An expression cassette as a whole is inserted into a single locus in the vector's genome. Different techniques are available to control the locus and the orientation of that insertion. For example by using flanking sections from the genome of the vector, to integrate the cassette by a homologous recombination process in a specific way, e.g. by using overlapping Cosmids as described in U.S. Pat. No. 5,961,982. Alternatively the integration may be done by using the CRISPR/Cas9 technology as described in Tang et al., 2018 (Vaccine, vol. 36, p. 716-722).

For the invention, an “inserted” expression cassette in a vector's genome, refers to the integration into the vector's genomic nucleic acid so that the inserted element gets transcribed and translated along with the vector's native genes. The effect of that insertion on the vector's genome differs depending on the way the insertion is made: the vector genome may become larger, the same, or smaller in size, depending from whether the net result on the genome is an addition, replacement, or deletion of genetic material, respectively. The skilled person is perfectly able to select and implement a certain type of insertion, and make adaptations when needed.

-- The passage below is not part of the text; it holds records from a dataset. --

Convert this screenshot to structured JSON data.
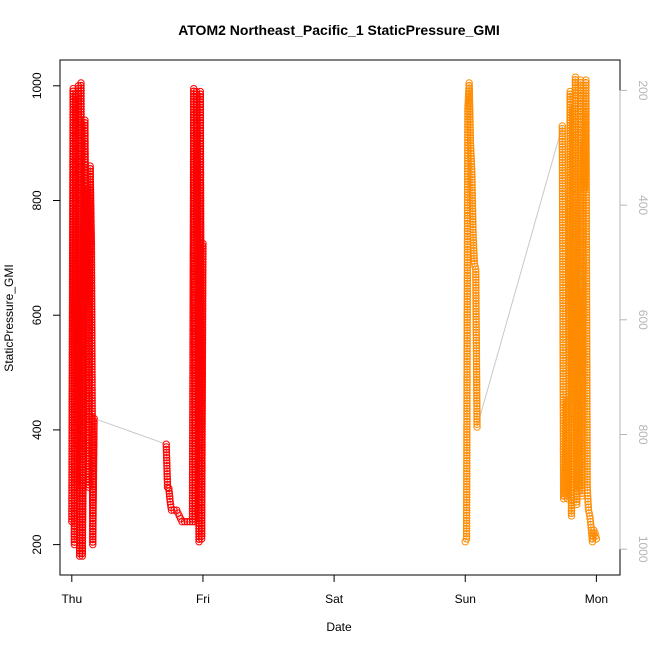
{
  "chart_data": {
    "type": "scatter",
    "title": "ATOM2 Northeast_Pacific_1 StaticPressure_GMI",
    "xlabel": "Date",
    "ylabel": "StaticPressure_GMI",
    "x_ticks": [
      "Thu",
      "Fri",
      "Sat",
      "Sun",
      "Mon"
    ],
    "x_range_days": [
      -0.09,
      4.18
    ],
    "y_ticks": [
      200,
      400,
      600,
      800,
      1000
    ],
    "ylim": [
      147,
      1045
    ],
    "y2_ticks": [
      200,
      400,
      600,
      800,
      1000
    ],
    "y2_reversed": true,
    "grid": false,
    "colors": {
      "series1": "#ff0000",
      "series2": "#ff8c00",
      "trace": "#c8c8c8"
    },
    "series": [
      {
        "marker": "open-circle",
        "color": "#ff0000",
        "x_day_offset": [
          0.0,
          0.01,
          0.02,
          0.03,
          0.04,
          0.05,
          0.06,
          0.07,
          0.08,
          0.09,
          0.1,
          0.11,
          0.12,
          0.13,
          0.14,
          0.15,
          0.16,
          0.17,
          0.72,
          0.73,
          0.74,
          0.75,
          0.76,
          0.8,
          0.84,
          0.88,
          0.92,
          0.93,
          0.94,
          0.95,
          0.96,
          0.97,
          0.98,
          0.99,
          1.0
        ],
        "y": [
          240,
          995,
          200,
          985,
          300,
          1000,
          180,
          1005,
          180,
          390,
          940,
          630,
          820,
          300,
          860,
          720,
          200,
          420,
          375,
          300,
          298,
          275,
          260,
          260,
          240,
          240,
          240,
          995,
          240,
          990,
          820,
          205,
          990,
          210,
          725
        ]
      },
      {
        "marker": "open-circle",
        "color": "#ff8c00",
        "x_day_offset": [
          3.0,
          3.01,
          3.02,
          3.03,
          3.04,
          3.05,
          3.06,
          3.07,
          3.08,
          3.09,
          3.74,
          3.75,
          3.76,
          3.77,
          3.78,
          3.79,
          3.8,
          3.81,
          3.82,
          3.83,
          3.84,
          3.85,
          3.86,
          3.87,
          3.88,
          3.89,
          3.9,
          3.91,
          3.92,
          3.93,
          3.94,
          3.95,
          3.96,
          3.97,
          3.98,
          3.99,
          4.0
        ],
        "y": [
          205,
          210,
          960,
          1005,
          900,
          850,
          740,
          690,
          680,
          405,
          930,
          280,
          290,
          450,
          280,
          440,
          990,
          250,
          960,
          300,
          1015,
          270,
          640,
          300,
          1010,
          285,
          900,
          820,
          1010,
          300,
          260,
          250,
          230,
          205,
          225,
          220,
          210
        ]
      }
    ]
  }
}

The construction of an expression cassette, and its insertion into an HVT vector, can be done by well-known molecular biological techniques, involving cloning, transfection, recombination, selection, and amplification. These, and other techniques are explained in great detail in standard text-books like Sambrook & Russell: “Molecular cloning: a laboratory manual” (2001, Cold Spring Harbour Laboratory Press; ISBN: 0879695773); Ausubel et al., in: Current Protocols in Molecular Biology (J. Wiley and Sons Inc, NY, 2003, ISBN: 047150338X); C. Dieffenbach & G. Dveksler: “PCR primers: a laboratory manual” (CSHL Press, ISBN 0879696540); and “PCR protocols”, by: J. Bartlett and D. Stirling (Humana press, ISBN: 0896036421).

For the invention, the terms ‘first’ and ‘second’ in regard to the expression cassettes are only used for ease of reference, and not to indicate any order or preference.

The “unique short (Us) region” of the HVT genome is well-known to be the downstream section of the genome between the ‘internal repeat short’, and the ‘terminal repeat short’. The HVT Us is about 8.6 kb in size (see: Kingham et al., 2001, J. of Gen. Virol., vol. 82, p. 1123-1135).